Though it is likely that smallpox has spread from its "secure" place in a Russian laboratory to rogue states such as Iraq, it presents a remote threat. If smallpox were to occur at all, it would probably be in isolated cases that could be limited by containment. However, as David Goldston, the House Committee on Science's chief of staff, points out, the danger hasn't been clarified yet. "It's difficult to weigh the risks versus the benefits since the government hasn't given out information about the risks, even to the panel advising it on vaccination policy," he says.
Dr. Martin Blaser, an infectious-disease specialist and chief of medicine at the NYU School of Medicine, notes, "The old smallpox vaccine offers excellent protection. It is the reason why smallpox is no longer circulating in the world." This vaccine uses a related virus (vaccinia) that is much weaker than smallpox but that may cause or exacerbate skin conditions or brain swelling, or be spread if the vaccinated spot is touched. Furthermore, any vaccine using a live virus is not safe for someone who is pregnant or has a compromised immune system. These groups constitute a significant percentage of our population and must be protected. Unfortunately, many of those who are newly pregnant or immuno-compromised aren't aware of their condition.
Still, the old vaccine is useful in certain populations. Those in the military, especially soldiers going into Iraq, are a reasonable group to vaccinate because their risk of exposure outweighs the risk of the vaccine. The same is true for first responders, the emergency medical personnel who would be first on the scene if a smallpox outbreak occurred in the United States.
Hospitals are at the center of the controversy. Some want the old vaccine; others are refusing it. Though the risks of the old vaccine are small, many reluctant hospitals and their employees appear to be scared by the possible side effects, which publicity has magnified. They also may be bolstered by the reasonable belief that there would still be time to vaccinate hospital personnel if a case of smallpox occurred.
At the same time, the public is riddled with unrealistic ideas concerning smallpox. In mid-December, the New England Journal of Medicine released a survey showing that 65 percent of Americans believe that everyone should be vaccinated now. Fears drive those numbers, but the fact is that smallpox is containable by public health measures and vaccination, and has never become as widespread as, say, influenza. Nor has smallpox been endemic to a region the way polio and influenza were in New York City in the early 20th century. Still, smallpox is disfiguring and potentially deadly. When 1,600 cases broke out in Boston between 1901 and 1903, 270 people died. It is not a disease to be taken lightly.

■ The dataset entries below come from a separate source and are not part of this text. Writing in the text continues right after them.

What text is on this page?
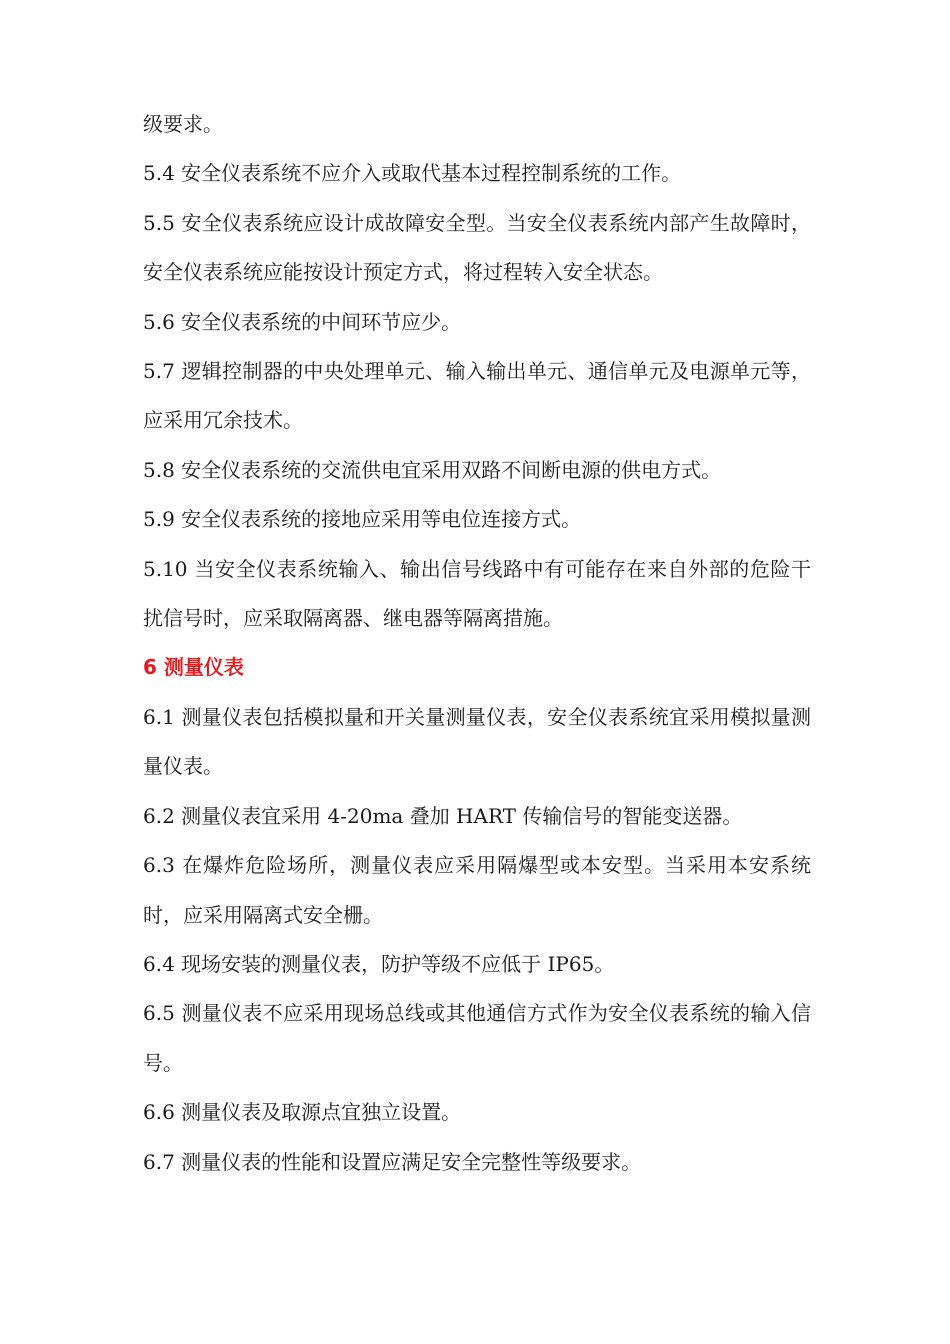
级要求。

5.4 安全仪表系统不应介入或取代基本过程控制系统的工作。

5.5 安全仪表系统应设计成故障安全型。当安全仪表系统内部产生故障时，安全仪表系统应能按设计预定方式，将过程转入安全状态。

5.6 安全仪表系统的中间环节应少。

5.7 逻辑控制器的中央处理单元、输入输出单元、通信单元及电源单元等，应采用冗余技术。

5.8 安全仪表系统的交流供电宜采用双路不间断电源的供电方式。

5.9 安全仪表系统的接地应采用等电位连接方式。

5.10 当安全仪表系统输入、输出信号线路中有可能存在来自外部的危险干扰信号时，应采取隔离器、继电器等隔离措施。

6 测量仪表

6.1 测量仪表包括模拟量和开关量测量仪表，安全仪表系统宜采用模拟量测量仪表。

6.2 测量仪表宜采用 4-20ma 叠加 HART 传输信号的智能变送器。

6.3 在爆炸危险场所，测量仪表应采用隔爆型或本安型。当采用本安系统时，应采用隔离式安全栅。

6.4 现场安装的测量仪表，防护等级不应低于 IP65。

6.5 测量仪表不应采用现场总线或其他通信方式作为安全仪表系统的输入信号。

6.6 测量仪表及取源点宜独立设置。

6.7 测量仪表的性能和设置应满足安全完整性等级要求。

Almost entirely lost in the debate has been the newer inactivated virus vaccines, in which the virus doesn't cause side effects. One of these has been given safely to more than 300,000 people in Japan. Another has been given to 100,000 people in Turkey. The National Institutes of Health has 100 people enrolled in a clinical trial of this type of vaccine; that study should be completed within a year. Interestingly, the Centers for Disease Control and Prevention's Web site lists these facts, but then goes on to call this vaccine untested, as though the only tests that matter involve Americans. But there is no reason to believe that this vaccine couldn't be used, at least in low-risk populations.

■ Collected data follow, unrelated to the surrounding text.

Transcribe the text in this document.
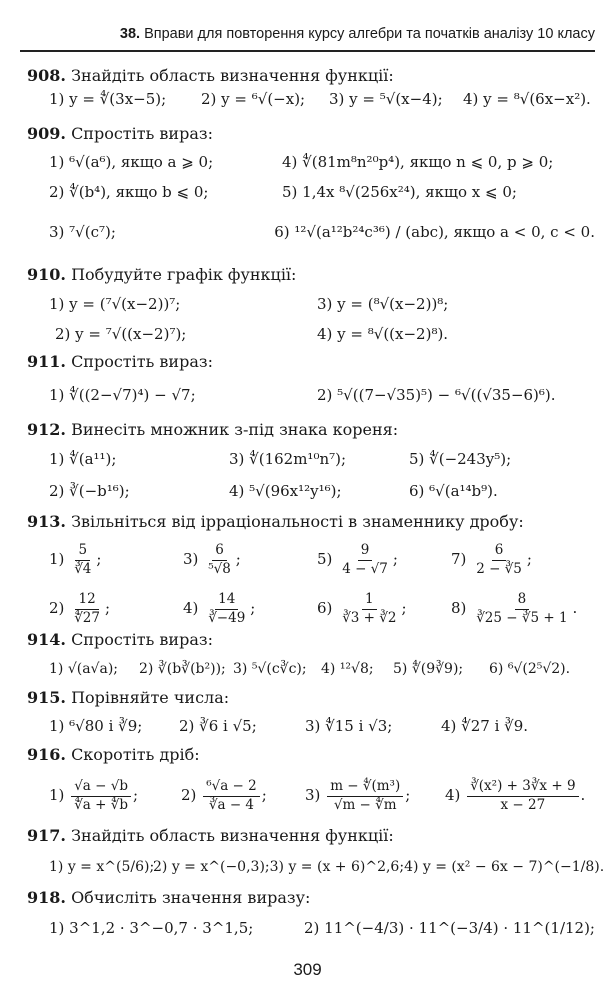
38. Вправи для повторення курсу алгебри та початків аналізу 10 класу
908. Знайдіть область визначення функції:
1) y = ∜(3x−5);	2) y = ⁶√(−x);	3) y = ⁵√(x−4);	4) y = ⁸√(6x−x²).
909. Спростіть вираз:
1) ⁶√(a⁶), якщо a ⩾ 0;	4) ∜(81m⁸n²⁰p⁴), якщо n ⩽ 0, p ⩾ 0;
2) ∜(b⁴), якщо b ⩽ 0;	5) 1,4x ⁸√(256x²⁴), якщо x ⩽ 0;
3) ⁷√(c⁷);	6) ¹²√(a¹²b²⁴c³⁶) / (abc), якщо a < 0, c < 0.
910. Побудуйте графік функції:
1) y = (⁷√(x−2))⁷;	3) y = (⁸√(x−2))⁸;
2) y = ⁷√((x−2)⁷);	4) y = ⁸√((x−2)⁸).
911. Спростіть вираз:
1) ∜((2−√7)⁴) − √7;	2) ⁵√((7−√35)⁵) − ⁶√((√35−6)⁶).
912. Винесіть множник з-під знака кореня:
1) ∜(a¹¹);	3) ∜(162m¹⁰n⁷);	5) ∜(−243y⁵);
2) ∛(−b¹⁶);	4) ⁵√(96x¹²y¹⁶);	6) ⁶√(a¹⁴b⁹).
913. Звільніться від ірраціональності в знаменнику дробу:
$1) \frac{5}{∛4}$ ;	$3) \frac{6}{\text{⁵√8}}$ ;	$5) \frac{9}{4 - √7}$ ;	$7) \frac{6}{2 - ∛5}$ ;
$2) \frac{12}{∜27}$ ;	$4) \frac{14}{∛-49}$ ;	$6) \frac{1}{∛3 + ∛2}$ ;	$8) \frac{8}{∛25 - ∛5 + 1}$ .
914. Спростіть вираз:
1) √(a√a);	2) ∛(b∛(b²)); 3) ⁵√(c∛c);	4) ¹²√8;	5) ∜(9∛9);	6) ⁶√(2⁵√2).
915. Порівняйте числа:
1) ⁶√80 і ∛9;	2) ∛6 і √5;	3) ∜15 і √3;	4) ∜27 і ∛9.
916. Скоротіть дріб:
$1) \frac{√a - √b}{∜a + ∜b}$ ;	$2) \frac{\text{⁶√a − 2}}{∛a - 4}$ ;	$3) \frac{\text{m − ∜(m³)}}{√m - ∜m}$ ;	$4) \frac{\text{∛(x²) + 3∛x + 9}}{x - 27}$ .
917. Знайдіть область визначення функції:
1) y = x^(5/6);
2) y = x^(−0,3); 3) y = (x + 6)^2,6; 4) y = (x² − 6x − 7)^(−1/8).
918. Обчисліть значення виразу:
1) 3^1,2 · 3^−0,7 · 3^1,5;	2) 11^(−4/3) · 11^(−3/4) · 11^(1/12);
309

At the same time, work is proceeding on a recombinant vaccine in which viral DNA is piggybacked onto user-friendly bacteria. Recombinant vaccines are generally the safest and are used for hepatitis and other viruses. It is likely that one will be developed for smallpox, further altering the probabilistic equations that public health officials use when determining if a population should be vaccinated.
Accurate information and an informed perspective could bring the public's fear of smallpox more in line with its real risk. Exaggerating the side effects of a largely safe and effective vaccine is not the best way to treat the fear of the virus. But immunizing everyone just to manage the public's panic would be even worse.